Tutto già sentito tante altre volte ma non eravamo mai riusciti a provare quanto riferito dai profughi. Tempo dopo, osservando immagini di repertorio girate dall’agenzia Reuters in un centro di detenzione ufficiale vicino Tripoli, vedo Abdullahi in prima fila tra i migranti seduti per terra. Abdullahi deve essere necessariamente uscito dopo da quel centro e messo in mare dai trafficanti.

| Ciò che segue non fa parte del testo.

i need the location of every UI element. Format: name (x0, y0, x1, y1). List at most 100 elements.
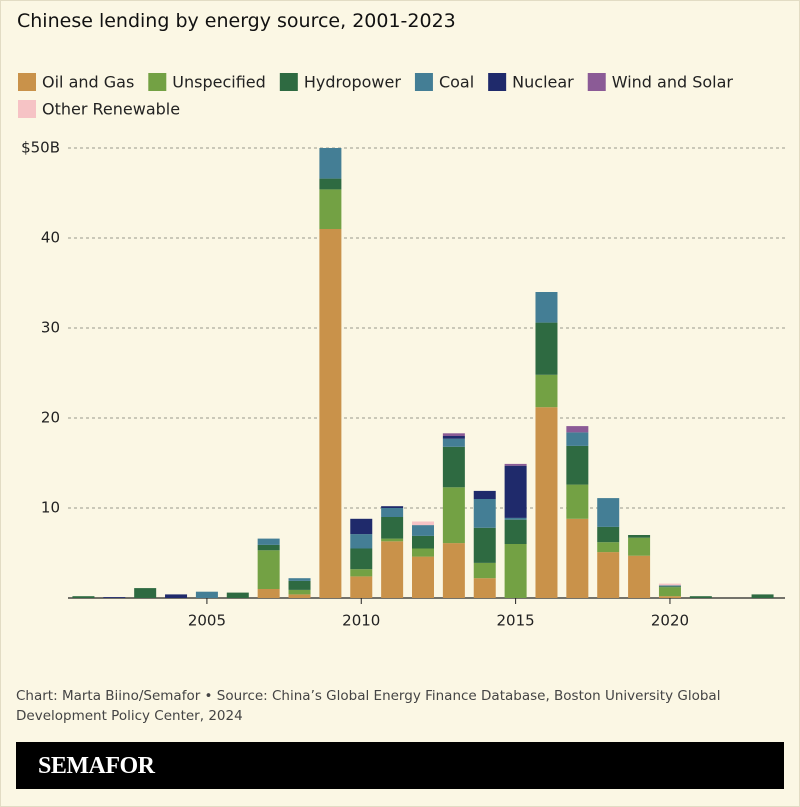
bar-segment (381, 538, 404, 542)
bar-segment (103, 597, 126, 598)
y-tick-label: $50B (21, 139, 60, 157)
chart-title: Chinese lending by energy source, 2001-2… (17, 10, 456, 32)
y-tick-label: 30 (41, 319, 60, 337)
bar-segment (442, 436, 465, 439)
bar-segment (504, 465, 527, 518)
bar-segment (442, 438, 465, 447)
bar-segment (412, 521, 434, 526)
bar-segment (658, 585, 681, 587)
bar-segment (226, 592, 249, 598)
bar-segment (288, 580, 311, 590)
bar-segment (350, 576, 373, 598)
bar-segment (689, 596, 712, 598)
bar-segment (504, 463, 527, 466)
y-tick-label: 10 (41, 499, 60, 517)
legend-swatch (18, 73, 36, 91)
bar-segment (628, 535, 651, 538)
bar-segment (257, 544, 280, 551)
y-tick-label: 40 (41, 229, 60, 247)
x-tick-label: 2005 (188, 612, 226, 630)
bar-segment (134, 588, 157, 598)
bar-segment (597, 526, 620, 543)
bar-segment (535, 292, 558, 323)
source-note: Chart: Marta Biino/Semafor • Source: Chi… (16, 688, 721, 724)
bar-segment (628, 555, 651, 598)
bar-segment (442, 433, 465, 436)
bar-segment (257, 550, 280, 589)
bar-segment (319, 148, 342, 179)
bar-segment (412, 535, 434, 549)
bar-segment (319, 178, 342, 190)
legend-label: Oil and Gas (42, 73, 134, 92)
bar-segment (412, 548, 434, 557)
legend-swatch (18, 100, 36, 118)
bar-segment (257, 538, 280, 545)
bar-segment (566, 432, 589, 446)
x-tick-label: 2020 (651, 612, 689, 630)
bar-segment (257, 589, 280, 598)
bar-segment (473, 490, 496, 499)
bar-segment (535, 322, 558, 375)
bar-segment (381, 517, 404, 539)
bar-segment (350, 534, 373, 549)
bar-segment (597, 552, 620, 598)
bar-segment (195, 591, 218, 598)
bar-segment (350, 518, 373, 535)
bar-segment (381, 506, 404, 508)
bar-segment (658, 587, 681, 597)
legend-swatch (488, 73, 507, 91)
bar-segment (566, 518, 589, 598)
bar-segment (473, 578, 496, 598)
bar-segment (165, 594, 188, 598)
bar-segment (535, 407, 558, 598)
bar-segment (473, 562, 496, 579)
bar-segment (535, 374, 558, 408)
x-tick-label: 2010 (342, 612, 380, 630)
bar-segment (473, 499, 496, 528)
bar-segment (566, 484, 589, 519)
bar-segment (350, 569, 373, 577)
bar-segment (597, 498, 620, 527)
x-tick-label: 2015 (497, 612, 535, 630)
bar-segment (658, 583, 681, 586)
bar-segment (412, 525, 434, 536)
bar-segment (658, 596, 681, 598)
bar-segment (628, 537, 651, 556)
bar-segment (597, 542, 620, 553)
bar-segment (658, 586, 681, 588)
bar-segment (72, 596, 95, 598)
bar-segment (288, 578, 311, 581)
bar-segment (442, 446, 465, 488)
legend-label: Coal (439, 73, 474, 92)
legend-label: Nuclear (512, 73, 574, 92)
legend-swatch (148, 73, 167, 91)
bar-segment (504, 544, 527, 598)
brand-logo: SEMAFOR (38, 753, 155, 779)
brand-banner: SEMAFOR (16, 742, 784, 789)
bar-segment (566, 426, 589, 433)
chart: Oil and Gas Unspecified Hydropower Coal Nucl… (18, 73, 785, 630)
bar-segment (319, 229, 342, 598)
bar-segment (504, 517, 527, 520)
legend-label: Hydropower (304, 73, 402, 92)
bar-segment (442, 487, 465, 544)
legend-swatch (279, 73, 298, 91)
legend-swatch (587, 73, 606, 91)
bar-segment (473, 527, 496, 563)
legend-swatch (414, 73, 433, 91)
bar-segment (504, 519, 527, 544)
bar-segment (319, 189, 342, 229)
bar-segment (381, 508, 404, 517)
bar-segment (442, 543, 465, 598)
bar-segment (566, 445, 589, 485)
bar-segment (288, 594, 311, 598)
legend-label: Unspecified (172, 73, 266, 92)
bar-segment (350, 548, 373, 570)
y-tick-label: 20 (41, 409, 60, 427)
legend-label: Wind and Solar (612, 73, 734, 92)
legend-label: Other Renewable (42, 100, 180, 119)
bar-segment (288, 589, 311, 595)
bar-segment (751, 594, 774, 598)
bar-segment (381, 541, 404, 598)
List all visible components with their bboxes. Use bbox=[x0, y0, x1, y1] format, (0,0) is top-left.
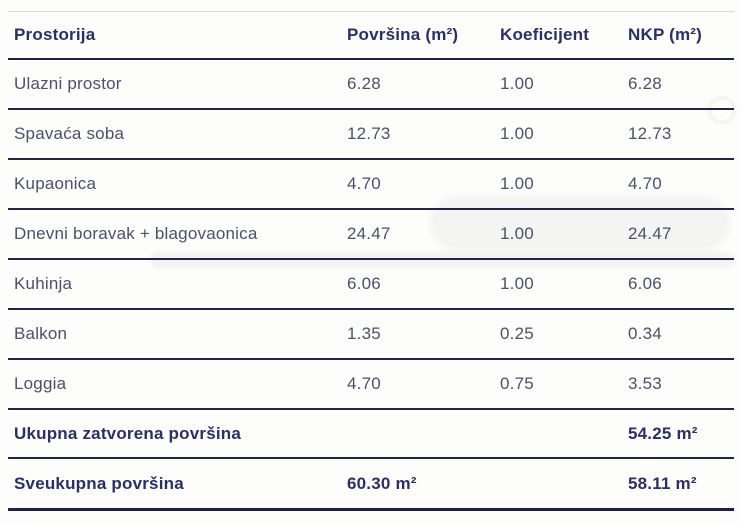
nkp-cell: 0.34 bbox=[628, 324, 662, 343]
area-cell: 1.35 bbox=[347, 324, 381, 343]
nkp-cell: 12.73 bbox=[628, 124, 672, 143]
column-header-area: Površina (m²) bbox=[347, 25, 459, 44]
table-row: Loggia 4.70 0.75 3.53 bbox=[8, 360, 734, 410]
room-name-cell: Kupaonica bbox=[14, 174, 97, 193]
area-cell: 12.73 bbox=[347, 124, 391, 143]
table-row: Ulazni prostor 6.28 1.00 6.28 bbox=[8, 60, 734, 110]
nkp-cell: 24.47 bbox=[628, 224, 672, 243]
grand-total-row: Sveukupna površina 60.30 m² 58.11 m² bbox=[8, 459, 734, 511]
room-name-cell: Dnevni boravak + blagovaonica bbox=[14, 224, 258, 243]
area-cell: 4.70 bbox=[347, 174, 381, 193]
area-cell: 24.47 bbox=[347, 224, 391, 243]
room-name-cell: Spavaća soba bbox=[14, 124, 125, 143]
nkp-cell: 3.53 bbox=[628, 374, 662, 393]
coefficient-cell: 1.00 bbox=[500, 224, 534, 243]
nkp-total-value: 54.25 m² bbox=[628, 423, 698, 443]
coefficient-cell: 1.00 bbox=[500, 124, 534, 143]
coefficient-cell: 1.00 bbox=[500, 274, 534, 293]
room-name-cell: Balkon bbox=[14, 324, 68, 343]
coefficient-cell: 1.00 bbox=[500, 174, 534, 193]
nkp-cell: 4.70 bbox=[628, 174, 662, 193]
room-name-cell: Loggia bbox=[14, 374, 67, 393]
column-header-nkp: NKP (m²) bbox=[628, 25, 703, 44]
nkp-total-value: 58.11 m² bbox=[628, 473, 697, 493]
rooms-table: Prostorija Površina (m²) Koeficijent NKP… bbox=[8, 11, 734, 511]
room-name-cell: Kuhinja bbox=[14, 274, 73, 293]
table-header-row: Prostorija Površina (m²) Koeficijent NKP… bbox=[8, 12, 734, 60]
area-cell: 4.70 bbox=[347, 374, 381, 393]
table-row: Kuhinja 6.06 1.00 6.06 bbox=[8, 260, 734, 310]
total-label: Ukupna zatvorena površina bbox=[14, 423, 242, 443]
coefficient-cell: 1.00 bbox=[500, 74, 534, 93]
area-cell: 6.28 bbox=[347, 74, 381, 93]
nkp-cell: 6.28 bbox=[628, 74, 662, 93]
area-cell: 6.06 bbox=[347, 274, 381, 293]
area-total-value: 60.30 m² bbox=[347, 473, 417, 493]
table-row: Kupaonica 4.70 1.00 4.70 bbox=[8, 160, 734, 210]
total-label: Sveukupna površina bbox=[14, 473, 184, 493]
table-row: Balkon 1.35 0.25 0.34 bbox=[8, 310, 734, 360]
coefficient-cell: 0.75 bbox=[500, 374, 534, 393]
coefficient-cell: 0.25 bbox=[500, 324, 534, 343]
column-header-room: Prostorija bbox=[14, 25, 96, 44]
room-name-cell: Ulazni prostor bbox=[14, 74, 122, 93]
total-enclosed-area-row: Ukupna zatvorena površina 54.25 m² bbox=[8, 410, 734, 459]
table-row: Spavaća soba 12.73 1.00 12.73 bbox=[8, 110, 734, 160]
nkp-cell: 6.06 bbox=[628, 274, 662, 293]
table-row: Dnevni boravak + blagovaonica 24.47 1.00… bbox=[8, 210, 734, 260]
column-header-coefficient: Koeficijent bbox=[500, 25, 590, 44]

Al suo terzo tentativo è stato soccorso da una nave umanitaria, conteso con altri 90 compagni di viaggio, da una motovedetta libica. Insieme ad Abdullahi c’erano anche Mariah, 7 giorni, e la sua mamma che si lancia a mare e sviene. La bimba viene presa da un uomo, anche lui si getta in mare con la piccola. Una volta a bordo, stremato, la lascia tra le mie braccia. Il dottore di bordo non può darmi retta, c’è gente che ha bisogno di soccorso immediato. “Portala in infermeria, lavala e asciugala” – mi dice. Le ho tolto tre tutine fradicie di dosso prima di trovarla nuda piena di feci e acqua di mare. L’ho lavata e avvolta in una copertina di lana celeste prima di rimetterla nelle mani della mamma che, nel frattempo, si era ripresa. Le lacrime silenziose di quella donna e la mano che ci saluta mentre scende al porto di Catania con Mariah in braccio non le dimenticherò mai. Come non dimenticherò mai il fumo nero della motovedetta che girava intorno al gommone mentre dalla Aquarius si osservava in lontananza la scena. Non sapremo mai cosa ne è stato di loro. Resta da sperare che qualcuno, come Abdullahi, sia sopravvissuto al ritorno in Libia e, all’ennesimo tentativo, sia riuscito ad attraversare il mare.